Ned held his breath, waiting to hear what would happen.

‘Wonder what they’re going to do now,’ Johnny said nervously.

‘Gone to get others,’ one of the strangers said – the man Ned had heard before. ‘Sun’ll be gone in a couple of minutes, and I don’t believe they’ll attack at night.’

‘If they don’t, there’ll be a swarm of them when day breaks,’ Johnny said grimly.

‘I knew this would happen when we left Willerton,’ the man said fatalistically.

‘Willerton?

‘Yup. We’re the first stage out in a week.’

‘That’s where my wife’s coming from,’ Ben said in concern, starting forward.

‘Well, there was a couple of passengers, but they decided not to buy tickets with this Indian showdown coming on,’ the man told him. ‘Now, if your wife happened to be one of those she can probably get out on the next stage. That is, if it’s possible.’

‘How come she bought a ticket?’ Johnny asked in a low voice.

Ned listened closely. The woman who had been beside him had barely spoken to him. She had just carried on loading and passing on the rifles as fast and efficient as any man. Now she had moved away and was standing somewhere near the horses.
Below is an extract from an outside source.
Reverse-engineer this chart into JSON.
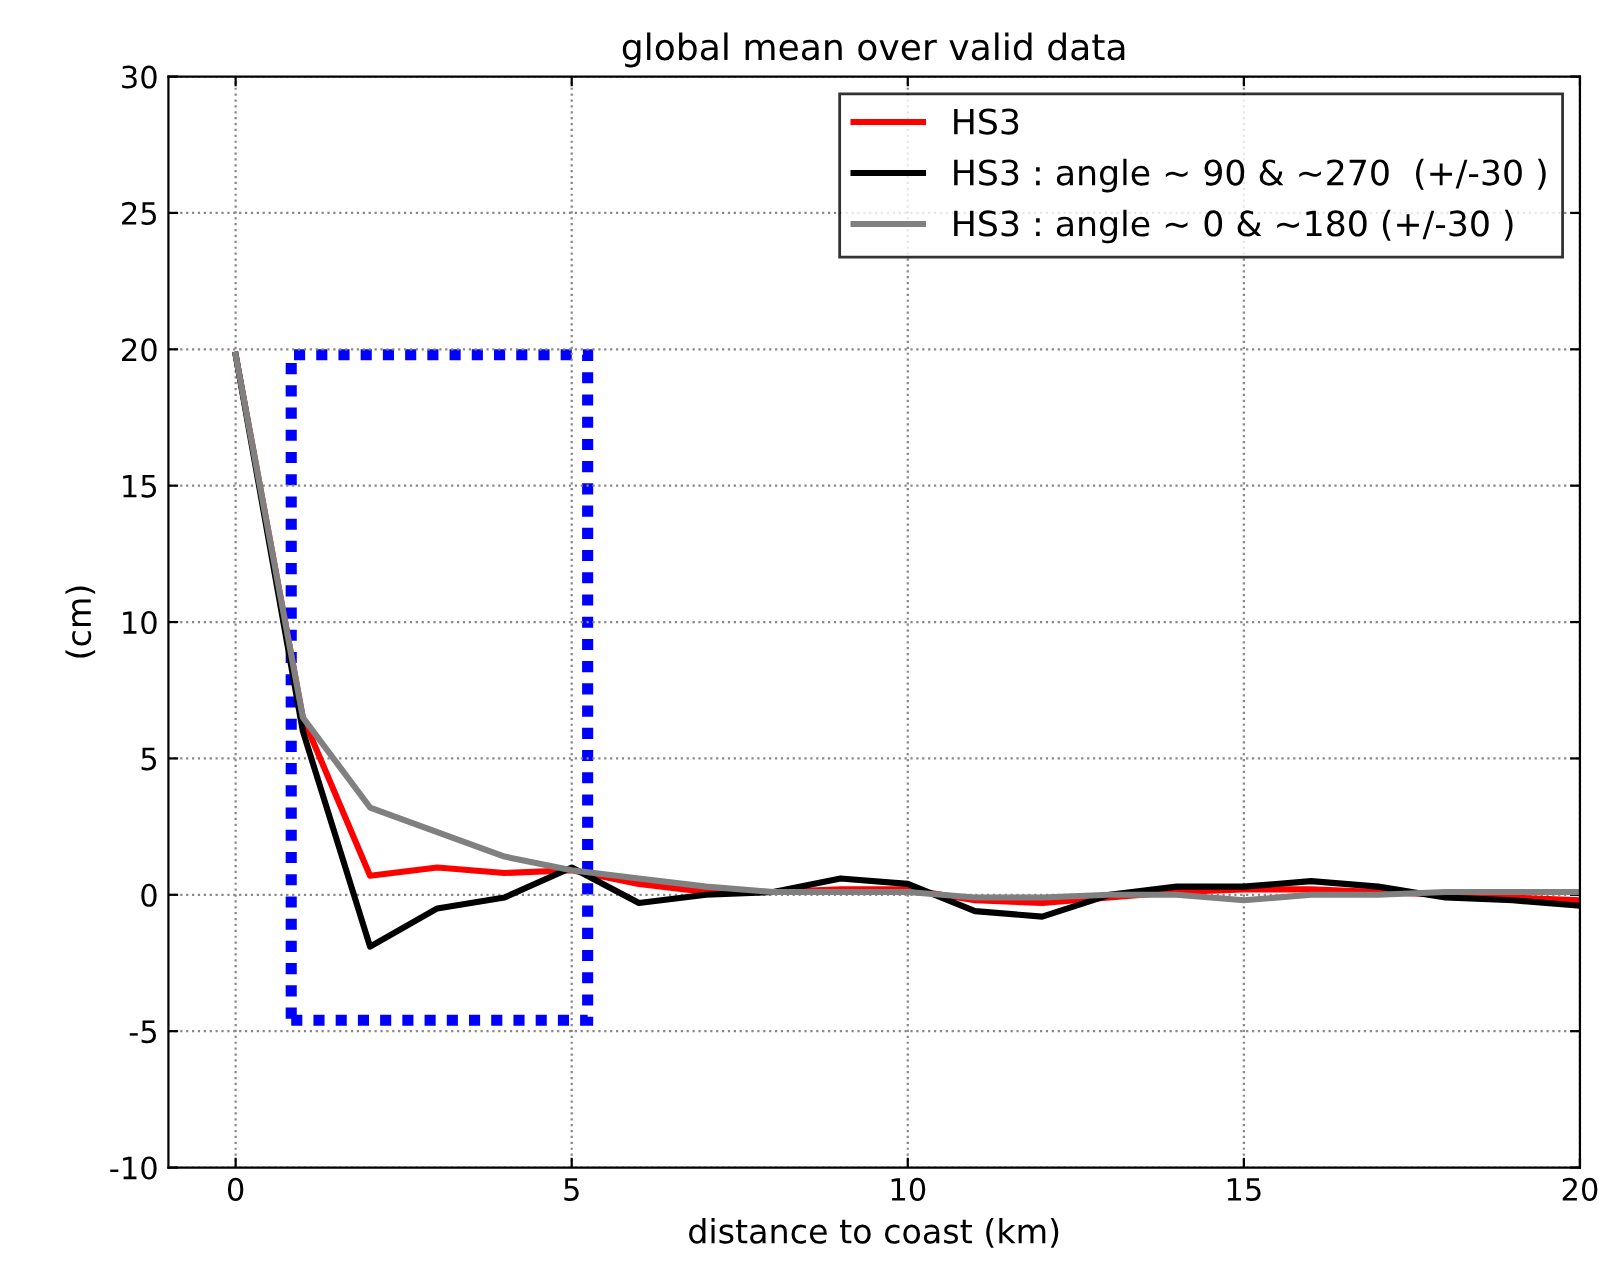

‘She didn’t buy no ticket,’ the man said, his voice equally quiet. ‘A committee in the town bought one for her. She wasn’t bothering no one. They shouldn’t’ve done it to her – leastways, not this time.’

Ned frowned. He couldn’t imagine what would make a town of people send a woman out on a stage at a time like this.

‘What made you go?’ Johnny asked.

‘Mail contracts,’ the man said with resigned fatality. ‘Gotta show good deliveries or you lose ’em, and you can’t operate a stage on just passengers.’

The man unscrewed a lid and drank from a bottle that sounded near empty. The scent of cheap liquor drifted to Ned on the wind.

‘Sure wished I could’ve had a drink of that real Eastern whiskey they was going to have at the Fort for Christmas,’ the man lamented quietly.

Ned huddled down by the wagon wheel. All thought of Christmas had been driven from his mind until now. He had forgotten that Christmas tree waiting for Ben’s wife and the thought of settling down and eating well and being thankful for one long, quiet day. And that man thought they were going to die here. After all these hours riding and running they were going to die by this stagecoach out in the bottom of the canyon, shot down by Indians. But they had Johnny and Ben here. Johnny had been the best rifleman in his unit. Ned didn’t know what to believe about Johnny any more, but he did believe that.